Sandia is researching a thermal-to-electric power conversion technology in a configuration called the recompression closed Brayton cycle (RCBC) that uses supercritical carbon dioxide (s-CO2) as the working fluid, rather than steam, thereby dramatically increasing conversion efficiency compared to the steam Rankine cycle. The technology is being demonstrated in the Brayton Lab.
Many current biofuels use algae, which can be used to capture sun energy and convert it to oils and fatty acids. We have demonstrated the ability to:
Sandia is conducting research into improved catalysis and dry reforming of methane. This work focuses on harvesting of wasted energy and reducing emissions of greenhouse gases during flaring of methane in oil/natural gas fields.
Sandia houses state-of-the-art geochemistry, geomechanics and materials testing laboratories with standard and custom laboratory equipment, and analytical instrumentation for the chemical analysis of water and solids. The analytical geochemistry equipment includes: UV-vis spectrophotometer, inductively coupled plasma mass spectrometer (ICP-MS), X-ray diffractometer (XRD), X-ray Fluorescence (XRF), Fourier transform infrared (FTIR) and Raman spectrometers, confocal Raman microscope, and scanning electron microscopy (SEM).

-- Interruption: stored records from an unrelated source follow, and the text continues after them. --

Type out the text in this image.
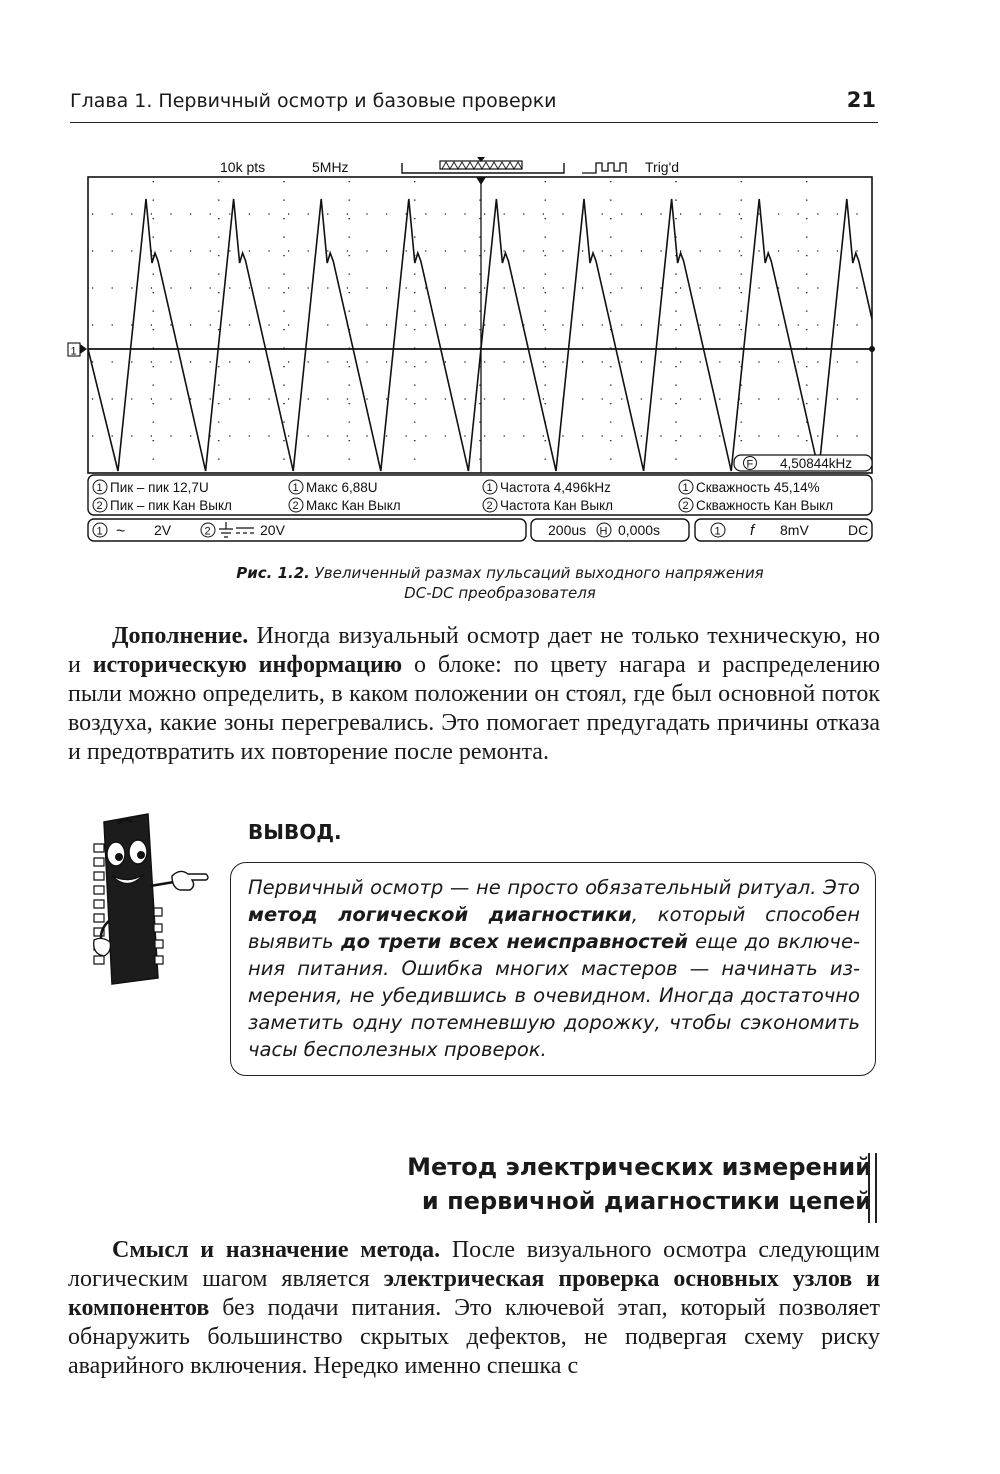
Глава 1. Первичный осмотр и базовые проверки	21
10k pts	5MHz	Trig'd
1
F 4,50844kHz
1 Пик – пик 12,7U	1 Макс 6,88U	1 Частота 4,496kHz	1 Скважность 45,14%
2 Пик – пик Кан Выкл	2 Макс Кан Выкл	2 Частота Кан Выкл	2 Скважность Кан Выкл
1 ~ 2V	2	20V	200us H 0,000s	1 f 8mV	DC
Рис. 1.2. Увеличенный размах пульсаций выходного напряжения
DC-DC преобразователя

Дополнение. Иногда визуальный осмотр дает не только техническую, но и историческую информацию о блоке: по цвету нагара и распределению пыли можно определить, в каком положении он стоял, где был основной поток воздуха, какие зоны перегревались. Это помогает предугадать причины отказа и предотвратить их повторение после ремонта.

ВЫВОД.
Первичный осмотр — не просто обязательный ритуал. Это метод логической диагностики, который способен выявить до трети всех неисправностей еще до включения питания. Ошибка многих мастеров — начинать измерения, не убедившись в очевидном. Иногда достаточно заметить одну потемневшую дорожку, чтобы сэкономить часы бесполезных проверок.
Метод электрических измерений
и первичной диагностики цепей

Смысл и назначение метода. После визуального осмотра следующим логическим шагом является электрическая проверка основных узлов и компонентов без подачи питания. Это ключевой этап, который позволяет обнаружить большинство скрытых дефектов, не подвергая схему риску аварийного включения. Нередко именно спешка с
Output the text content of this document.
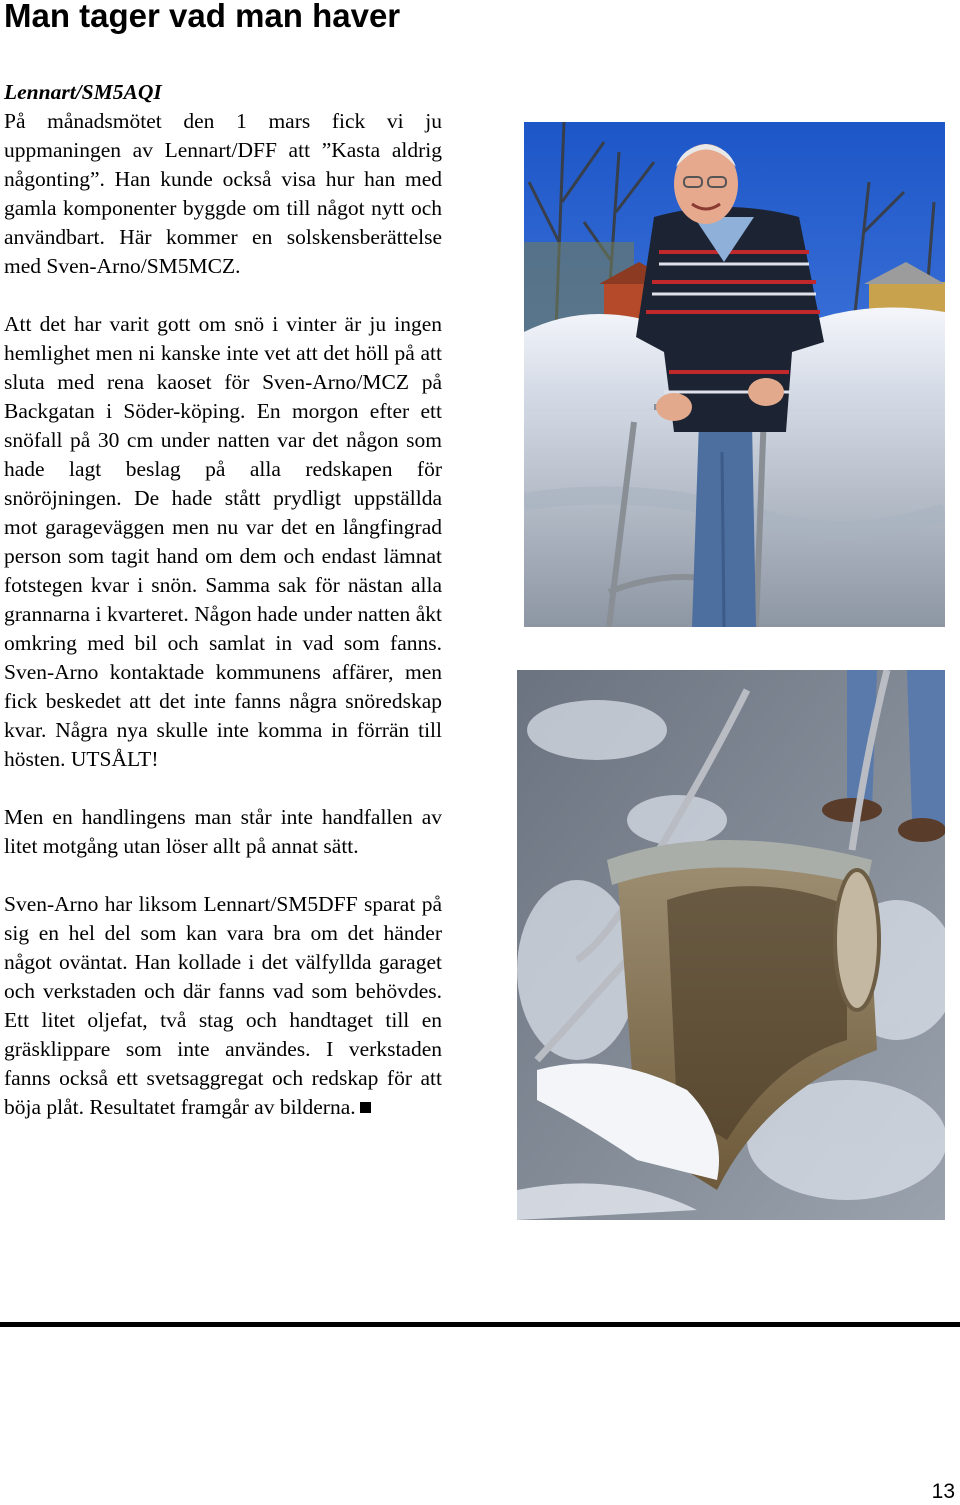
Man tager vad man haver

Lennart/SM5AQI
På månadsmötet den 1 mars fick vi ju uppmaningen av Lennart/DFF att ”Kasta aldrig någonting”. Han kunde också visa hur han med gamla komponenter byggde om till något nytt och användbart. Här kommer en solskensberättelse med Sven-Arno/SM5MCZ.

Att det har varit gott om snö i vinter är ju ingen hemlighet men ni kanske inte vet att det höll på att sluta med rena kaoset för Sven-Arno/MCZ på Backgatan i Söder-köping. En morgon efter ett snöfall på 30 cm under natten var det någon som hade lagt beslag på alla redskapen för snöröjningen. De hade stått prydligt uppställda mot garageväggen men nu var det en långfingrad person som tagit hand om dem och endast lämnat fotstegen kvar i snön. Samma sak för nästan alla grannarna i kvarteret. Någon hade under natten åkt omkring med bil och samlat in vad som fanns. Sven-Arno kontaktade kommunens affärer, men fick beskedet att det inte fanns några snöredskap kvar. Några nya skulle inte komma in förrän till hösten. UTSÅLT!

Men en handlingens man står inte handfallen av litet motgång utan löser allt på annat sätt.

Sven-Arno har liksom Lennart/SM5DFF sparat på sig en hel del som kan vara bra om det händer något oväntat. Han kollade i det välfyllda garaget och verkstaden och där fanns vad som behövdes. Ett litet oljefat, två stag och handtaget till en gräsklippare som inte användes. I verkstaden fanns också ett svetsaggregat och redskap för att böja plåt. Resultatet framgår av bilderna.

13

Unique geomechanics, porous materials, and IAM (Imaging and Additive Manufacturing) laboratories are capable of testing geo- and engineered-materials under wide ranges of simulated environmental conditions and complex load paths (cryogenic to geothermal; nano to core scales; creep to shock physics; 2 to 1,000,000 lbs loading ranges; uniaxial to polyaxial loading; and fracking to borehole failure). A Subsurface Characterization Report by JASON (2014) singled out the Sandia Geomechanics Laboratory as a differentiating capability that should be available as the future DOE user facility.

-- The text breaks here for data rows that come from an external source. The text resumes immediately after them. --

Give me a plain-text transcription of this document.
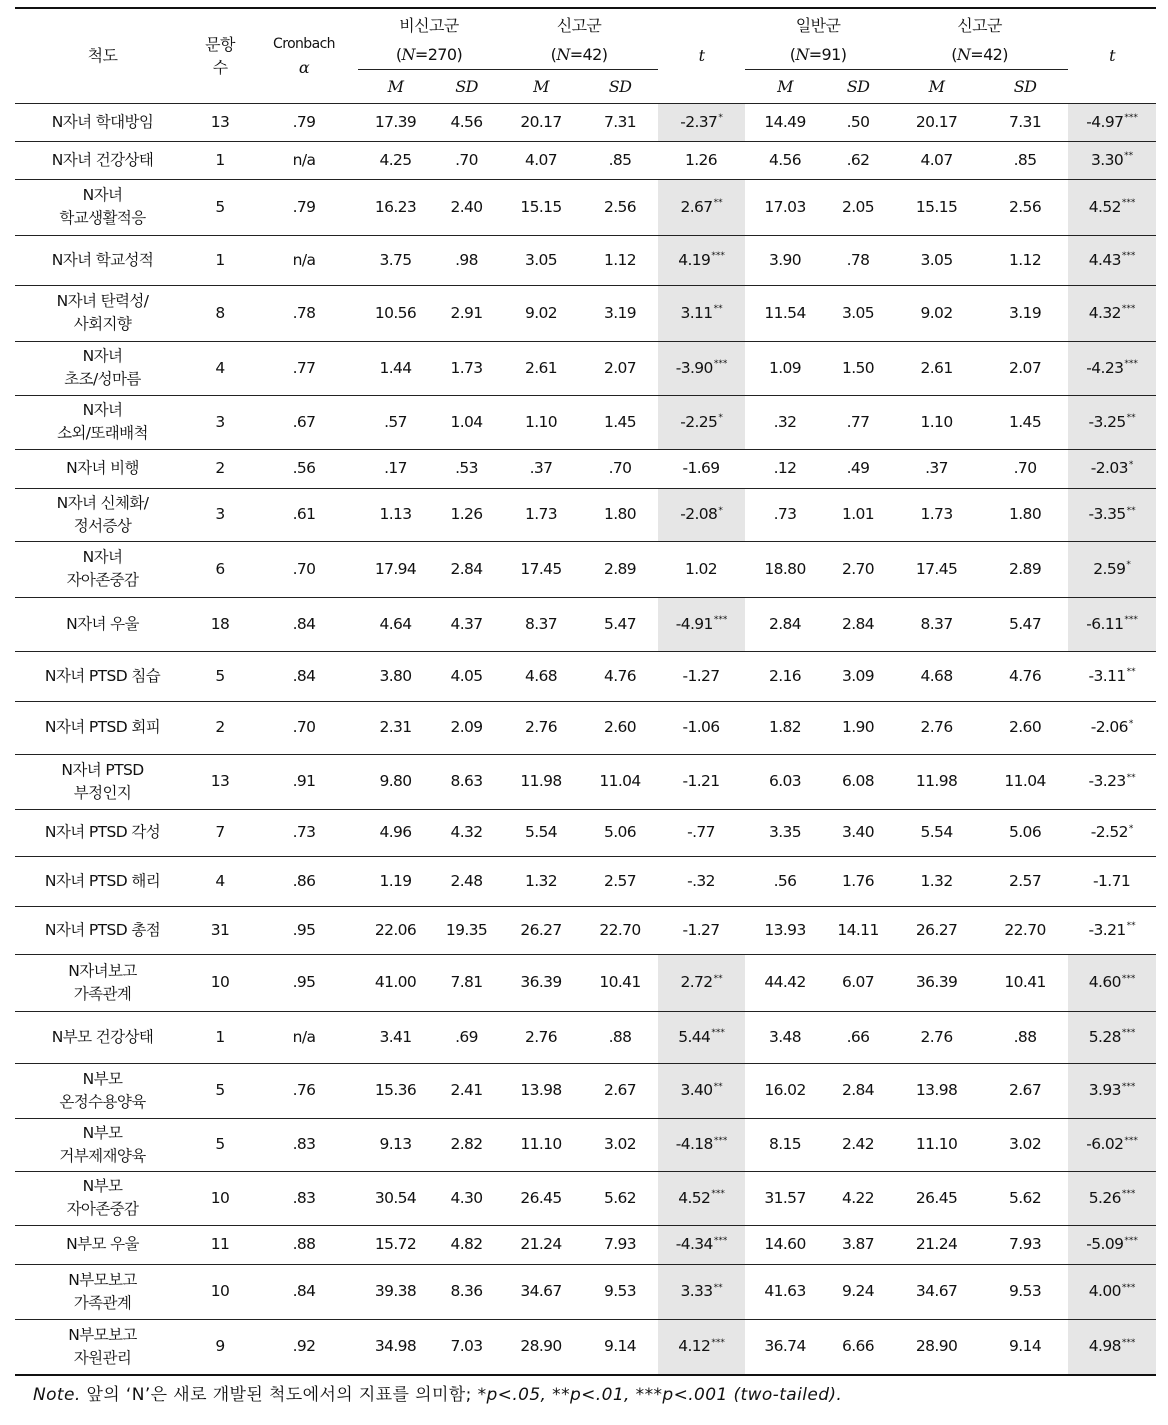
척도	문항
수	Cronbach
α	비신고군		신고군		t	일반군		신고군		t
			(N=270)		(N=42)			(N=91)		(N=42)		
			M	SD	M	SD		M	SD	M	SD	

N자녀 학대방임	13	.79	17.39	4.56	20.17	7.31	-2.37*	14.49	.50	20.17	7.31	-4.97***

N자녀 건강상태	1	n/a	4.25	.70	4.07	.85	1.26	4.56	.62	4.07	.85	3.30**

N자녀
학교생활적응	5	.79	16.23	2.40	15.15	2.56	2.67**	17.03	2.05	15.15	2.56	4.52***

N자녀 학교성적	1	n/a	3.75	.98	3.05	1.12	4.19***	3.90	.78	3.05	1.12	4.43***

N자녀 탄력성/
사회지향	8	.78	10.56	2.91	9.02	3.19	3.11**	11.54	3.05	9.02	3.19	4.32***

N자녀
초조/성마름	4	.77	1.44	1.73	2.61	2.07	-3.90***	1.09	1.50	2.61	2.07	-4.23***

N자녀
소외/또래배척	3	.67	.57	1.04	1.10	1.45	-2.25*	.32	.77	1.10	1.45	-3.25**

N자녀 비행	2	.56	.17	.53	.37	.70	-1.69	.12	.49	.37	.70	-2.03*

N자녀 신체화/
정서증상	3	.61	1.13	1.26	1.73	1.80	-2.08*	.73	1.01	1.73	1.80	-3.35**

N자녀
자아존중감	6	.70	17.94	2.84	17.45	2.89	1.02	18.80	2.70	17.45	2.89	2.59*

N자녀 우울	18	.84	4.64	4.37	8.37	5.47	-4.91***	2.84	2.84	8.37	5.47	-6.11***

N자녀 PTSD 침습	5	.84	3.80	4.05	4.68	4.76	-1.27	2.16	3.09	4.68	4.76	-3.11**

N자녀 PTSD 회피	2	.70	2.31	2.09	2.76	2.60	-1.06	1.82	1.90	2.76	2.60	-2.06*

N자녀 PTSD
부정인지	13	.91	9.80	8.63	11.98	11.04	-1.21	6.03	6.08	11.98	11.04	-3.23**

N자녀 PTSD 각성	7	.73	4.96	4.32	5.54	5.06	-.77	3.35	3.40	5.54	5.06	-2.52*

N자녀 PTSD 해리	4	.86	1.19	2.48	1.32	2.57	-.32	.56	1.76	1.32	2.57	-1.71

N자녀 PTSD 총점	31	.95	22.06	19.35	26.27	22.70	-1.27	13.93	14.11	26.27	22.70	-3.21**

N자녀보고
가족관계	10	.95	41.00	7.81	36.39	10.41	2.72**	44.42	6.07	36.39	10.41	4.60***

N부모 건강상태	1	n/a	3.41	.69	2.76	.88	5.44***	3.48	.66	2.76	.88	5.28***

N부모
온정수용양육	5	.76	15.36	2.41	13.98	2.67	3.40**	16.02	2.84	13.98	2.67	3.93***

N부모
거부제재양육	5	.83	9.13	2.82	11.10	3.02	-4.18***	8.15	2.42	11.10	3.02	-6.02***

N부모
자아존중감	10	.83	30.54	4.30	26.45	5.62	4.52***	31.57	4.22	26.45	5.62	5.26***

N부모 우울	11	.88	15.72	4.82	21.24	7.93	-4.34***	14.60	3.87	21.24	7.93	-5.09***

N부모보고
가족관계	10	.84	39.38	8.36	34.67	9.53	3.33**	41.63	9.24	34.67	9.53	4.00***

N부모보고
자원관리	9	.92	34.98	7.03	28.90	9.14	4.12***	36.74	6.66	28.90	9.14	4.98***
Note. 앞의 ‘N’은 새로 개발된 척도에서의 지표를 의미함; *p<.05, **p<.01, ***p<.001 (two-tailed).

Through The Center for Integrated Nanotechnologies (CINT) Sandia has access to transmission electron microscope (TEM), atomic force microscope (AFM), nuclear magnetic resonance (NMR), and small angle X-ray scattering (SAXS) . We can perform redox-sensitive experiments in a controlled atmosphere chamber (97% N2 + 3% H2) glovebox. The aqueous samples collected from the redox experiments can be analyzed for metal speciation (arsenic, selenium, and chromium) using liquid chromatography (LC) coupled to an inductively coupled plasma mass spectrometry (ICP-MS), currently installed in our lab. We also routinely use DOE user facilities, such as Advanced Photon Source at Argonne National Laboratory, where we run X-ray Absorption Spectroscopy experiments, using high flux, tunable source of X-rays generated by the synchrotron.

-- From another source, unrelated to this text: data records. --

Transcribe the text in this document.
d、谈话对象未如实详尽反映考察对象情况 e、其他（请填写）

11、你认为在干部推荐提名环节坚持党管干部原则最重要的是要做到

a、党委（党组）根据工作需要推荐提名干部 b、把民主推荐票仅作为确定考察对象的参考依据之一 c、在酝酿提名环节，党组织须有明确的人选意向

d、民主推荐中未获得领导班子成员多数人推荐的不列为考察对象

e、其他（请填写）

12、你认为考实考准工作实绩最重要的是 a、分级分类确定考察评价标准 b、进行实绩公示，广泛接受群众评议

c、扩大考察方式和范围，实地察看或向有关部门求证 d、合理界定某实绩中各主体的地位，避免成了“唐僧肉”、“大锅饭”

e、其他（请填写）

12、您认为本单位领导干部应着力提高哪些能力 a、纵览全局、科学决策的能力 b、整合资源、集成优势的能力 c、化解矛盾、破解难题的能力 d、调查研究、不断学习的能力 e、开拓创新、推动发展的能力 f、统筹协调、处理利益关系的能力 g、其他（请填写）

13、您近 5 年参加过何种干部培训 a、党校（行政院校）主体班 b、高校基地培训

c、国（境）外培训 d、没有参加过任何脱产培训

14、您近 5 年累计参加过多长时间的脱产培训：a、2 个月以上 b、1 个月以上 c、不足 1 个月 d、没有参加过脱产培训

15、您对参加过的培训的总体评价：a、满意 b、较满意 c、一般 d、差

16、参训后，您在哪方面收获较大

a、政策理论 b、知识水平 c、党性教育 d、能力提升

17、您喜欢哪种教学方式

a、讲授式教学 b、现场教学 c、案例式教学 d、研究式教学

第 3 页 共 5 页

Safe disposal of CO2 generated by use of fossil fuels requires the ability to monitor subsurface conditions in the wall rock and in the annulus of production/injection wells. A system of wireless downhole sensors for monitoring of downhole conditions is an optimal solution but requires in situ power harvesting for real-time to long-term monitoring. We are working to evaluate the use of thermopile arrays (thermoelectric generators, or TEGs), to power such sensor systems. The TEGs will harvest energy passively from heat fluxes into or out of the well (if sufficient), or power could be generated actively by pumping heated/cooled fluids down the borehole, increasing the heat flux. The TEGs themselves can also be used to monitor changes in the cement/wallrock thermal conductivity due to gas movement in the reservoir, or leakage up the well annulus.
Sandia will continue research on geochemistry in nanoconfinement and pore space, including applications of chemo-mechanical processes in fracture. Using our experience in membrane technology, materials, solvents, and advanced manufacturing, teams will continue the economic utilization of CO2, enhanced oil recovery, synthetic fuels, and waste ash.
Future work includes improvement of energy technologies including efficient use of coal energy through optimization of power plant design for Institute for the Design of Advanced Energy Systems (IDAES), closing technical gaps and commercializing the Brayton cycle, expansion of combustion research and application of machine learning to subsurface injection of CO2.